Cluster-level 5-fold cross-validation produced results consistent with the main analyses (Supplementary Tables 57–60), supporting the robustness of significant protein–wellbeing associations. For hedonic wellbeing, predictive accuracy benefited from the contribution of a broader set of proteins. Cross-validated RMSE values were highly stable across proteins (range: 6.287–6.319 for eudaimonic wellbeing, 1.644–1.652 for hedonic wellbeing, 6.123–6.133 for life satisfaction, 1.809–1.814 for depressive symptoms), indicating consistent predictive performance across validation folds.

Figure 4 summarizes the effect sizes of the cross-sectional and longitudinal associations – both before and after protein measurement – between protein concentrations and the various dimensions of wellbeing, with the significance level of the associations being indicated by P_FDR.

Analysis 4: Enrichment network analysis of the identified proteins

Enrichment network analysis suggested several enriched pathways for all identified proteins in the observed cross-sectional and longitudinal associations with eudaimonic wellbeing (Fig. 5; Supplementary Table 61), hedonic wellbeing (Fig. 6; Supplementary Table 62), and life satisfaction (Fig. 7; Supplementary Table 63).

Significant pathways enriched for low eudaimonic wellbeing included NF-κB signaling, cytokine-cytokine receptor interactions, and MAPK family signaling cascades, along with extracellular matrix organization and axon guidance. Proteins such as EDA2R, LGALS9, and TNFRSF11A were linked to NF-κB transcriptional activity, while MMP12 and CTSL contributed to extracellular matrix disassembly and glycoprotein catabolism.

Low hedonic wellbeing was particularly associated with TNF-mediated pathways, with proteins such as TNFRSF13B and EDA2R participating in TNF signaling. Extracellular structure organization and axon guidance were also enriched, with contributions from proteins such as DCN, MMP12, and GFRA1.

For life satisfaction, pathways related to systemic arterial blood pressure regulation, receptor recycling, and ectoderm development were prominent, with proteins such as ECE1 and KIM1 (also known as HAVCR1) playing key roles.

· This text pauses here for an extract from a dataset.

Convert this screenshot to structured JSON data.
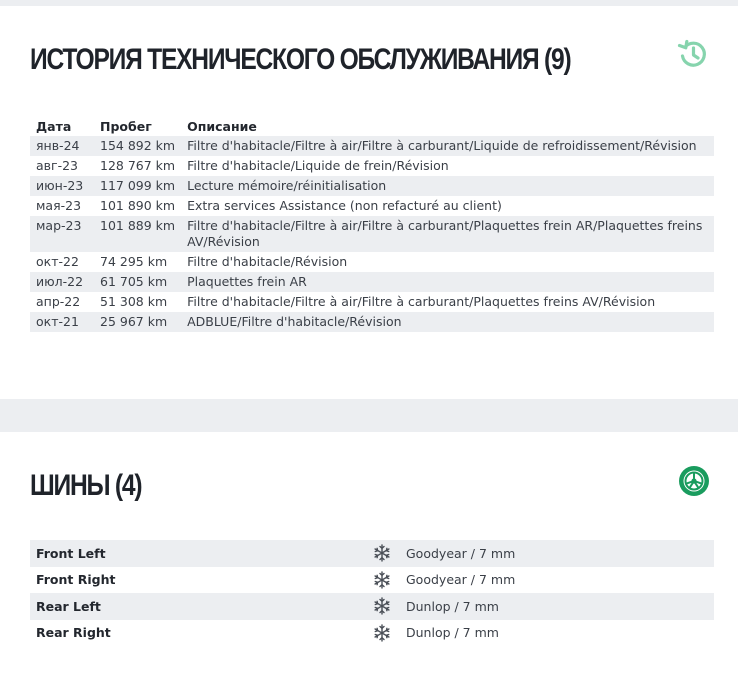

Eudaimonic, hedonic, and life satisfaction wellbeing share several biological pathways and processes, reflecting overlapping molecular mechanisms (which is unsurprising given the substantial overlap in protein correlates of each type of wellbeing, e.g., among the higher concentrations of 14 proteins linked to low hedonic wellbeing or low eudaimonic wellbeing, 8 were shared). Common shared pathways include the NF-κB signaling pathway, which is central to inflammatory and immune responses, and the cytokine-cytokine receptor interaction pathway, involved in intercellular communication during immune processes. Additionally, the MAPK signaling cascades, crucial for cellular responses to environmental stimuli, are shared between eudaimonic and hedonic wellbeing.